Steroid anti-inflammatory drugs such as dexamethasone and prednisone are widely used to treat conditions such as allergies, asthma, autoimmune diseases, cancer – and now, COVID-19. Yet they can have harmful side effects on the skin, bones and metabolism.

The side effects are thought to come from a molecular mechanism that is separate from the anti-inflammatory one, and scientists have envisioned that it may be possible to divide the two. A new paper in PNAS from Emory biochemist Eric Ortlund’s lab sketches out how one potential alternative may work.

Synthetic corticosteroids mimic the action of the stress hormone cortisol; both bind the glucocorticoid receptor (GR) protein. Ortlund’s group obtained structural information on how vamorolone, an experimental drug, sticks to the part of GR that binds hormones.

The American company ReveraGen and Swiss partner Santhera are developing vamorolone for Duchenne muscular dystrophy, but it is possible to envision several other conditions such as ulcerative colitis for which vamorolone or a similar drug could be helpful.

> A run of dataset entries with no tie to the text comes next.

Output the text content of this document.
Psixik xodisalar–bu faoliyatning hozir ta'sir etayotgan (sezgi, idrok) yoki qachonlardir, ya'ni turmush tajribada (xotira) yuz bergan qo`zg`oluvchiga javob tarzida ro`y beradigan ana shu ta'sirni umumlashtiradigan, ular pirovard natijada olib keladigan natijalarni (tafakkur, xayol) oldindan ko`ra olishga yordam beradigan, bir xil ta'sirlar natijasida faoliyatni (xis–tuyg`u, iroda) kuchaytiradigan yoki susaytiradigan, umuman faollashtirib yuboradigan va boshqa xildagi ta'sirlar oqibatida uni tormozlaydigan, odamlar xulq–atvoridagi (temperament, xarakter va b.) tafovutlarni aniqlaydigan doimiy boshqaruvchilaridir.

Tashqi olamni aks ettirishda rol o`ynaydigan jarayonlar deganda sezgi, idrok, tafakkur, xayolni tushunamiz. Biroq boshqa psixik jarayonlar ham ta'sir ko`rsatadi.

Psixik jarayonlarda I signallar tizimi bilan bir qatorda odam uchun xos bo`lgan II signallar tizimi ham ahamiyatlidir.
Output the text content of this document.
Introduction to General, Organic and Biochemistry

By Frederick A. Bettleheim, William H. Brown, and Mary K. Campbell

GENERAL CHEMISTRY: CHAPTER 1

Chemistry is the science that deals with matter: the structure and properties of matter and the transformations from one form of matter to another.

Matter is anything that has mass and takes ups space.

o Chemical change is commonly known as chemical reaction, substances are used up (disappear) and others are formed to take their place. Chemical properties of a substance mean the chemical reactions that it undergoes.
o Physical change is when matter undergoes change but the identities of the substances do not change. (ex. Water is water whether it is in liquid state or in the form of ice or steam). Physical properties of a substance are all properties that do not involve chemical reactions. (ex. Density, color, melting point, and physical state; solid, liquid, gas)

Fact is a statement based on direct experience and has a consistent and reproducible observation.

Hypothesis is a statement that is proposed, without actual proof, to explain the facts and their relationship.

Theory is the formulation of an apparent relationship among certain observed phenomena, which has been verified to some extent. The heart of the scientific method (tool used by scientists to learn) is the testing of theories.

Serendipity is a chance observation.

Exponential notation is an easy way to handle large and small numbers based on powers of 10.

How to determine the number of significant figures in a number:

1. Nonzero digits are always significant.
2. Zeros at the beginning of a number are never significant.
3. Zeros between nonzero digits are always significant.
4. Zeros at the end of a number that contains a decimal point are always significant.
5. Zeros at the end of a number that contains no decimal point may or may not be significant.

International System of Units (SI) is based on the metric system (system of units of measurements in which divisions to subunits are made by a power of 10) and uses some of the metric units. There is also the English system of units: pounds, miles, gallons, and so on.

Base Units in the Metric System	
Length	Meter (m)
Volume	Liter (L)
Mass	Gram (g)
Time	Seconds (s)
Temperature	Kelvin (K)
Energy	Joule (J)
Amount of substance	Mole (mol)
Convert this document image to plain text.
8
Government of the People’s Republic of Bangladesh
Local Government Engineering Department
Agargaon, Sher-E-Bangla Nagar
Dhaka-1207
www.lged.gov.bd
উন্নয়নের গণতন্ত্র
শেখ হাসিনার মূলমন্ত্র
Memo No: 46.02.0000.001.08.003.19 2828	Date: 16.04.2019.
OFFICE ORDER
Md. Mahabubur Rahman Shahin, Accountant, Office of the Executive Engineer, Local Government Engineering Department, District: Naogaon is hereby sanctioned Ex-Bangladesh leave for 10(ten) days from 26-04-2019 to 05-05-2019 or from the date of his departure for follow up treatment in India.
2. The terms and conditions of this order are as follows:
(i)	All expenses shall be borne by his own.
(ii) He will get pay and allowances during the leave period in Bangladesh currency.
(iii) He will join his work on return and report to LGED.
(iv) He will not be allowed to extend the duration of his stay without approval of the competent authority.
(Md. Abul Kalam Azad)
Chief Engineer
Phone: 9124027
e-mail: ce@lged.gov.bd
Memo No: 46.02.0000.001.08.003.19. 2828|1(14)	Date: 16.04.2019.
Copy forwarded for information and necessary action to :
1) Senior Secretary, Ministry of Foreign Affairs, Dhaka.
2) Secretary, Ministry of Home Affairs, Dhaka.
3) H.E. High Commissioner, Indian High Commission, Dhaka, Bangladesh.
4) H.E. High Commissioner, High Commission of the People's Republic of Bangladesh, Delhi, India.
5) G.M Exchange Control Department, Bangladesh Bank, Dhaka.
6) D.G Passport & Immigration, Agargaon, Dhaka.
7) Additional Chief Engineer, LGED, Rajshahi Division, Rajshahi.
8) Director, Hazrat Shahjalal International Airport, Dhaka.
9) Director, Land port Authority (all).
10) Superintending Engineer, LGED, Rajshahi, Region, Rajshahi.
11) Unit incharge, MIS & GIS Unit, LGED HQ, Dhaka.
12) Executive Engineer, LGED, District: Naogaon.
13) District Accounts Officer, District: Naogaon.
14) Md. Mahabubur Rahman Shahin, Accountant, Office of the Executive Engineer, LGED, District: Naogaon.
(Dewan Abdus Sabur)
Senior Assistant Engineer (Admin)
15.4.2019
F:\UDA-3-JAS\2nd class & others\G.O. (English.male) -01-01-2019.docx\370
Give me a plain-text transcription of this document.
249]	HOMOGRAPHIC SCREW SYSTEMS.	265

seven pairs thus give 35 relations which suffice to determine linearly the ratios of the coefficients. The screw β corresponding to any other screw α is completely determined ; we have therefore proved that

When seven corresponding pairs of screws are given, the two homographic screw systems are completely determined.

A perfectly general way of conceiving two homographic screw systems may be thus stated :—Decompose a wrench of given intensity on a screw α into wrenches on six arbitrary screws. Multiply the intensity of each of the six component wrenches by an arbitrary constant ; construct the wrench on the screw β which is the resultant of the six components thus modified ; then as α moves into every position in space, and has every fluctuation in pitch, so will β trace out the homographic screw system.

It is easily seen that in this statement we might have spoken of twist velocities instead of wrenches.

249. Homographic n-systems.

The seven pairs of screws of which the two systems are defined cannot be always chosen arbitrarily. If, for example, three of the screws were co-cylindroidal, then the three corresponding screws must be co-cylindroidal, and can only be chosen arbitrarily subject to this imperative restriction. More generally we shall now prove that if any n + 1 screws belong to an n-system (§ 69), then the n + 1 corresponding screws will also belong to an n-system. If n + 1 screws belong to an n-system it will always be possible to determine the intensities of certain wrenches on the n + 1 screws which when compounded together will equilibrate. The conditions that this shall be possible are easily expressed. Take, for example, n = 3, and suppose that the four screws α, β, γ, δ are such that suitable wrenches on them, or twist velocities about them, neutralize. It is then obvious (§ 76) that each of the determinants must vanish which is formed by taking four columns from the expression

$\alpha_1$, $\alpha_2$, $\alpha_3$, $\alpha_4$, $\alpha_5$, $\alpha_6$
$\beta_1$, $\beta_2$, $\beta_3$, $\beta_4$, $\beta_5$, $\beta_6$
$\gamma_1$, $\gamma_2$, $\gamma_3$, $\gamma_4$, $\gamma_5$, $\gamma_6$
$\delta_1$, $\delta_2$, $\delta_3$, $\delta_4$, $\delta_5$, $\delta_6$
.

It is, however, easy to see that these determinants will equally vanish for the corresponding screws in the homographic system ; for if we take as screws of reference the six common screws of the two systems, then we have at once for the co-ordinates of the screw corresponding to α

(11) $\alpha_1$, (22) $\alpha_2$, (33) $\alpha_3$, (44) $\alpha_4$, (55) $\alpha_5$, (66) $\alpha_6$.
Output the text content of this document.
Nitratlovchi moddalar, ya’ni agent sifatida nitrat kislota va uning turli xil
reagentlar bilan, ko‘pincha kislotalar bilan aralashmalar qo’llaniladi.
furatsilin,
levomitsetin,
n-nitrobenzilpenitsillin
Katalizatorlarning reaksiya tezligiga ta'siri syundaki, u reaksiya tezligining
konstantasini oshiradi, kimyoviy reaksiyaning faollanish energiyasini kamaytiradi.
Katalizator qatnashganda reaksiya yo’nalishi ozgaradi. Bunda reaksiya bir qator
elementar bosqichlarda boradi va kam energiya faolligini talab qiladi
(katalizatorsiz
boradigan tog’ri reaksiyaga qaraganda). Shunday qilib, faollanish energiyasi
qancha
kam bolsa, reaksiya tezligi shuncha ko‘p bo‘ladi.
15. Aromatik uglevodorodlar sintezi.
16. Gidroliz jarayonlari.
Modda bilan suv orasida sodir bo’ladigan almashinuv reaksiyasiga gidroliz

Vamorolone is NOT approved by the FDA for Duchenne muscular dystrophy or any other indication.

As far as its interaction with GR, what sets vamorolone apart from conventional corticosteroids is quite subtle: a missing hydrogen bond. This means that GR doesn’t interact as well with various partner proteins, which are needed to turn on genes involved in processes such as metabolism and bone growth.  However, the anti-inflammatory effects result mainly from turning inflammatory and immune system genes off, and those interactions are maintained. More on that distinction here and here.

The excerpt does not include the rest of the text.